Wednesday, 18 November 2015
Director: Danny Boyle
Writers: Aaron Sorkin (screenplay) Walter Isaacson (Book “Steve Jobs”)
Seen: 13th November 2015
Steve Jobs is the latest film from Danny Boyle, a director I have consistently liked, and with an impressive oeuvre of films to his credit including Trainspotting (1996) and 28 Days Later (2002) I’m sure I am not alone. When I heard that he was to replace David Fincher and team up with writer Aaron Sorkin to make a film about Steve Jobs I was excited, albeit a little disappointed that Fincher had pulled. Boyle and Sorkin have created a very interesting film, that is quiet dissimilar to The Social Network (2010) the last film about a tech mogul that Sorkin penned (and Fincher directed). Steve Jobs has a very precise three act, real time structure which I really enjoyed, but while it worked for me it might not be to everyone’s taste.
In the demanding lead role is Michael Fassbender, he is literally in every frame and not once did I tire of or disbelieve his character, which is extremely hard to pull off as an actor. Like all Sorkin scripts there are many intense, dialogue heavy scenes between characters but they are all brilliantly directed and acted.

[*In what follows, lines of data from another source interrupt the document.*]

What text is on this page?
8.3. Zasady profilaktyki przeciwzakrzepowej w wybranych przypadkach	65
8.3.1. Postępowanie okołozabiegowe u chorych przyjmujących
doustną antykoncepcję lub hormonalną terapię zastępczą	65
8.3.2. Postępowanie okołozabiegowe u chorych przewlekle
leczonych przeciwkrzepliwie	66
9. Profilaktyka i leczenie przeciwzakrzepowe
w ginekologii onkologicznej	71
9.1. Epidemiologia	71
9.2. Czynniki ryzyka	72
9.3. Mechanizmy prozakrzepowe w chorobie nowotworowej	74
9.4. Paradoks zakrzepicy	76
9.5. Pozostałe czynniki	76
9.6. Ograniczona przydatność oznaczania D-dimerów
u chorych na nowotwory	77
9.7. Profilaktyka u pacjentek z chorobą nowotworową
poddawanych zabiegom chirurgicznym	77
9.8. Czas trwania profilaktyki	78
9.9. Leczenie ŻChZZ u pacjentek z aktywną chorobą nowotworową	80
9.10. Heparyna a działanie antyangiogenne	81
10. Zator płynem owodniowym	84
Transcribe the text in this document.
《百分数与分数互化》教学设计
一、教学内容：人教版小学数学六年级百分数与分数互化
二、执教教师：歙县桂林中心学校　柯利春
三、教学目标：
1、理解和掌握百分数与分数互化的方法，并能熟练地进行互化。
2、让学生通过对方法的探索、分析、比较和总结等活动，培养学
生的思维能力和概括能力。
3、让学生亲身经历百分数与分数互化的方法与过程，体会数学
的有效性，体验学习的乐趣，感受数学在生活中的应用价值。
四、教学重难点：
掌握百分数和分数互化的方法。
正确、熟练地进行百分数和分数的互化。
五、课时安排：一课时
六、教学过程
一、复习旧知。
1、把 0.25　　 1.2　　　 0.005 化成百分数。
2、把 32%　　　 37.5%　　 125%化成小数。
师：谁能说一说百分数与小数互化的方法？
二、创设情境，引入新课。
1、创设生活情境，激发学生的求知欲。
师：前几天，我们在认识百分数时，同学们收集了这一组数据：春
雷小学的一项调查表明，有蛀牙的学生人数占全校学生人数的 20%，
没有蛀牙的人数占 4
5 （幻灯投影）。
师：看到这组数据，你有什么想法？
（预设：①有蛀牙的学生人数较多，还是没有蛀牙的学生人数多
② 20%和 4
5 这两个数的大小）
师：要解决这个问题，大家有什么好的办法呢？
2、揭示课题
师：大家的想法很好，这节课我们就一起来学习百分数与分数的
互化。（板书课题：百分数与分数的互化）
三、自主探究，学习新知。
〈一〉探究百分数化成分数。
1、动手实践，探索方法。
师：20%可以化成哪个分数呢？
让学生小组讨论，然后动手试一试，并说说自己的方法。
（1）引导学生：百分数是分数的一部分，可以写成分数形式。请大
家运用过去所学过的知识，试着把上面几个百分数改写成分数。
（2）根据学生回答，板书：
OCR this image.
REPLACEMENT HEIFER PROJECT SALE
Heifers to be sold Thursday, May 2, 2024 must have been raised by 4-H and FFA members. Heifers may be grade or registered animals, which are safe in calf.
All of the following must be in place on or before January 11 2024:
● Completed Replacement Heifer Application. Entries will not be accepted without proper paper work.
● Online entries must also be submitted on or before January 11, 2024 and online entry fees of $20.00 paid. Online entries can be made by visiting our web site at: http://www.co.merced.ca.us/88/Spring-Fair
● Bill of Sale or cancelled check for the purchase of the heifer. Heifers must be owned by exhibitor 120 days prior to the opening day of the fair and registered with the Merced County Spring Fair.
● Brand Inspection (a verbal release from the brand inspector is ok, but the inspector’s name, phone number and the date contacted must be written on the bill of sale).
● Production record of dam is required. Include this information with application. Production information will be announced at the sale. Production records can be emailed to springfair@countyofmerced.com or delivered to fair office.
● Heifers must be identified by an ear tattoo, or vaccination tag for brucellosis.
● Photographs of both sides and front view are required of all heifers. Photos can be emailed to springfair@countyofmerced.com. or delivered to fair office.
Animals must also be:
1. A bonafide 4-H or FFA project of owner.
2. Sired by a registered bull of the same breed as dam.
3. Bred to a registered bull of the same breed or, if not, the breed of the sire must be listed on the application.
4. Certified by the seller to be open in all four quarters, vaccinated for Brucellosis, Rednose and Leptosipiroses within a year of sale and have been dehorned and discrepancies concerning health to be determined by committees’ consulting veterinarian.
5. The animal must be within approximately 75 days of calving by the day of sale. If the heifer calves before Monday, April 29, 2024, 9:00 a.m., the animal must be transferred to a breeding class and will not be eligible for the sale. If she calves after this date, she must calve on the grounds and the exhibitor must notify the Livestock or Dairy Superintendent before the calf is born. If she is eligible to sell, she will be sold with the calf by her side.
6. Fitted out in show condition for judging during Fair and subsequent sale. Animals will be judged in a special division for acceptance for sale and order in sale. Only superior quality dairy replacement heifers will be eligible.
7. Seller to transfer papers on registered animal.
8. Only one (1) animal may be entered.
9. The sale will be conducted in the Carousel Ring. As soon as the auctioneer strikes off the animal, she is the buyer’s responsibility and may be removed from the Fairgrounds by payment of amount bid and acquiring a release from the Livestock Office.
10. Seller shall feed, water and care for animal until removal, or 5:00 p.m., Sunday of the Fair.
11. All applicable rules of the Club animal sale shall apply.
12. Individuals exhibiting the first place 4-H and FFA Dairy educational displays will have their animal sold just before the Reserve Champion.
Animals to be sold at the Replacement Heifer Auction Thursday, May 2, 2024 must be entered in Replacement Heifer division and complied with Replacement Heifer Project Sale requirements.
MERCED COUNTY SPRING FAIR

Along with Fassbender there are strong performances from Jeff Daniels who plays John Sculley, Kate Winslet playing Joanna Hoffman and Seth Rogan who gives a forceful performance as Steve Wozniak.
There are many people stating that the film is unkind to Jobs, showing him in a bad light, however in my opinion the real Jobs was a far more horrible individual then Michael Fassbenders portrayal. To get a deeper grasp of Jobs I would recommend Alex Gibney documentary Steve Jobs: The Man in the Machine (2015). Horrible or not he was a man who was certainly committed to changing the world to his vision, he believed that empowering people with knowledge and technology would do just that.
This is an entertaining film that explores a very fascinating character, it might not be to everyone’s taste but it was certainly to mine.
Friday, 13 November 2015
Director: John Crowley
Writers: Colm Toibin (novel) and Nick Hornby (screenplay)
Seen: 3rd November 2015
Venue: IMC Galway
Snacks: Apples (healthy :P)
Mood: Dancing and Romancing
To be fair Nick Hornby has done a good enough job of adapting this Colm Toibin novel into a screenplay. The original novel does have a less ‘sugary’ feel than the film but all in all Hornby has succeeded.
Brooklyn follows the life of protagonist Eilis (Saoirse Ronan) a young girl who crosses the Atlantic to America in the 1950’s for a better life (as many Irish did at the time). Eilis finds herself homesick and struggling in this brave new world. Eventually we see her begin to adapt to her new life only to be caught up in a love triangle which highlights the struggle between her love of home and her love for her new life, the old classic old Vs new.
I am not going to say anymore about the plot, I will however say there isn’t really anything new here. This might be unpopular with some but I feel I have seen this film a thousand times and it verged on being a little boring for me.
The positive points are the performances from Ronan as Eilis and the (always) brilliant Julie Walters. Ronan plays the part with great subtlety and great charisma, at such a young age it will be interesting to see where she goes from here. Julie Walters is as funny and believable as ever - truly one of my favourite actress’If you fancy a very watchable romantic film to go to and while away a few hours then go see Brooklyn but do not expect to be blown away.